LGBT and Gay Weddings
I was privileged to have officiated at my first gay wedding some weeks ago. Having been a celebrant on and off for over 50 years this was the first occasion to move into uncharted waters. It wasn’t apprehension as much as whether I could do justice to this moment where a couple who had been living intimately for 44 years were proclaiming to the world that they were one and they wanted it recognised by law. They had to wait all that time to tell the world publicly of their love for one another.
In any wedding there is excitement, passion, romance and the public acknowledgment of two people in love. So for me as a celebrant used only to heterosexual marriages how would things be different? In fact, need they be different at all? Because in our hearts we know that love transcends gender. It is the path of ecstasy, of joy and sadness, of thrills and spills. Any couple whether gay or straight are in direct participation of life itself. They have searched, they have journeyed and in their discovery they came to realise there were no boundaries separating one from the other. The vows they make in this very public way expressed their love in front of witnesses
This first gay wedding revealed an overwhelming joy where even life itself was beyond words and the human condition was beyond man-made laws. The symbols used in this ritual have been made for community celebration in the sacred dimensions of reality captured in this experience of love, hope and ultimately thanksgiving.

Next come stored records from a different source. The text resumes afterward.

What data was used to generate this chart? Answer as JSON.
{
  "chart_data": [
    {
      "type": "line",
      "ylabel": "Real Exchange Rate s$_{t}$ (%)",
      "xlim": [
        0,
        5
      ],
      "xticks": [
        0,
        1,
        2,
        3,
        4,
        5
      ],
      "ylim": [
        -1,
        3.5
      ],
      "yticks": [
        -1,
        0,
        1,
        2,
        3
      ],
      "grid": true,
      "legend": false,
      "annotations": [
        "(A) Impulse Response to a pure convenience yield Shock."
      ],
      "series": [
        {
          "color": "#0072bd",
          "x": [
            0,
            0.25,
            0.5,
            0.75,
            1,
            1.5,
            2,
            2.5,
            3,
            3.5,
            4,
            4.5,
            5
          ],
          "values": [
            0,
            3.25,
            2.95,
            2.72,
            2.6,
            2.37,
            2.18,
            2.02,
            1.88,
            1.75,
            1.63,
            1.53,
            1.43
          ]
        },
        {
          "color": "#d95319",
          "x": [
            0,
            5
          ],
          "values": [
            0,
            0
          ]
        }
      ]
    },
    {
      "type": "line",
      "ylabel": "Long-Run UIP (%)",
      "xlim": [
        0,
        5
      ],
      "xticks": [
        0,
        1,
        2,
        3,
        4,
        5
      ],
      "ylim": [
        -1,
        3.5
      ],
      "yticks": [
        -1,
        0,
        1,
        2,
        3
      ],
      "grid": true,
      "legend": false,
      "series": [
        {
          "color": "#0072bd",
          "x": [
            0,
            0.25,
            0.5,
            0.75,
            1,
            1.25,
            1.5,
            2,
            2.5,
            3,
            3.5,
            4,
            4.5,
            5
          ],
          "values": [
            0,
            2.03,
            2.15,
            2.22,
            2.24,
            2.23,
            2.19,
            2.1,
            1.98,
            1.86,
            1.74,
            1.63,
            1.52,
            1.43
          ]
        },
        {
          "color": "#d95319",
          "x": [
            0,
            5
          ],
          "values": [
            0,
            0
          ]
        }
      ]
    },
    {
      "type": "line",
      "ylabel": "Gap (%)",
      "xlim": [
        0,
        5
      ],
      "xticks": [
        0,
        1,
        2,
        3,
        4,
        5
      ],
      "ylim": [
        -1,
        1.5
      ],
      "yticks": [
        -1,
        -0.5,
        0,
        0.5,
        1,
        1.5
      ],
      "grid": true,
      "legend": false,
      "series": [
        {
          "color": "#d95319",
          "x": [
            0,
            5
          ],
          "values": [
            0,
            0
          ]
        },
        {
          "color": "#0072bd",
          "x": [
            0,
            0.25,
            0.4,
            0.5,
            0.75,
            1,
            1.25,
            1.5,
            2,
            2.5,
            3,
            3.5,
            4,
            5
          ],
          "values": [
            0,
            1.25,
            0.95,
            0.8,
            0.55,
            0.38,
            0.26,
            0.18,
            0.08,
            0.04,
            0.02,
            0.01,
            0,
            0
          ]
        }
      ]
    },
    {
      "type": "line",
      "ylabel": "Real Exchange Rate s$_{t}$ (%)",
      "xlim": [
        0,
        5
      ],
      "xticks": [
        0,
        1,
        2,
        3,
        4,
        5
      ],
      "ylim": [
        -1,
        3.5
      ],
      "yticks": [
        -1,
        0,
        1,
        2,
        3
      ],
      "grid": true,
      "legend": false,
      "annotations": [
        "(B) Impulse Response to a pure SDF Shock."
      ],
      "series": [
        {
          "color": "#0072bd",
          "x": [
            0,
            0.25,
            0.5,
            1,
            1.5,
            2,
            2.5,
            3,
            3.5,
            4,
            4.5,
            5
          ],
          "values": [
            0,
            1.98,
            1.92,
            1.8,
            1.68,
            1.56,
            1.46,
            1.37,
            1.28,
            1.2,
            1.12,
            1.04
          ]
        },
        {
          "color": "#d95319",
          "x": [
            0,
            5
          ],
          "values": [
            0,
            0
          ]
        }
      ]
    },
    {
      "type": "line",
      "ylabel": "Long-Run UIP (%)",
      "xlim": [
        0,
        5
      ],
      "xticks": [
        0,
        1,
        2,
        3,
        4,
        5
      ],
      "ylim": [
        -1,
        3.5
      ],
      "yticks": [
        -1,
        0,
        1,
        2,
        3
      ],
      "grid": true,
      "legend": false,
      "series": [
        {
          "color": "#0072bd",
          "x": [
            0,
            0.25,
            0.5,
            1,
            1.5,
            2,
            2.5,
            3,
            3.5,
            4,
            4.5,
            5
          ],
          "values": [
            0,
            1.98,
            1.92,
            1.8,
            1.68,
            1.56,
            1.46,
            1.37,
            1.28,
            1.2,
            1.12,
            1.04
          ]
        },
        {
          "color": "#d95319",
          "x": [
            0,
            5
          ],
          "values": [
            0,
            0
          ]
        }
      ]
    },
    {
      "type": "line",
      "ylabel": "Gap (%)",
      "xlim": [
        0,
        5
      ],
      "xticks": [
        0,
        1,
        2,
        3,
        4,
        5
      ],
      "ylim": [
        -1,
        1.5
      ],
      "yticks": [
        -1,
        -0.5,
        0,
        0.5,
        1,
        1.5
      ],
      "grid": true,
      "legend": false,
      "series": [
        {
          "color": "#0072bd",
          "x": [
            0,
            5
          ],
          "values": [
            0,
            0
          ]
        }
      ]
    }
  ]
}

Their wedding was about the supreme sharing of experience and letting one and all know that they were taking the risk of entering into the most intimate of human relationships. They have experienced over time that the sustaining element will be the degree of love that is there. For over 44 years it has been tried and tested. They have gone beyond the surface and discovered the inner beauty.
That is why in any wedding ritual whether gay or straight there is no difference in the expression of love, for in that love is the universal sense of security where we know that another human being wants us, wants to share life with us, accepts us, without reservation, not as perfect but as human with strengths and weaknesses.
What more could we want, those of us privileged to be invited either as a celebrant or as a guest to the banquet itself, where two in this beautifully public way become one.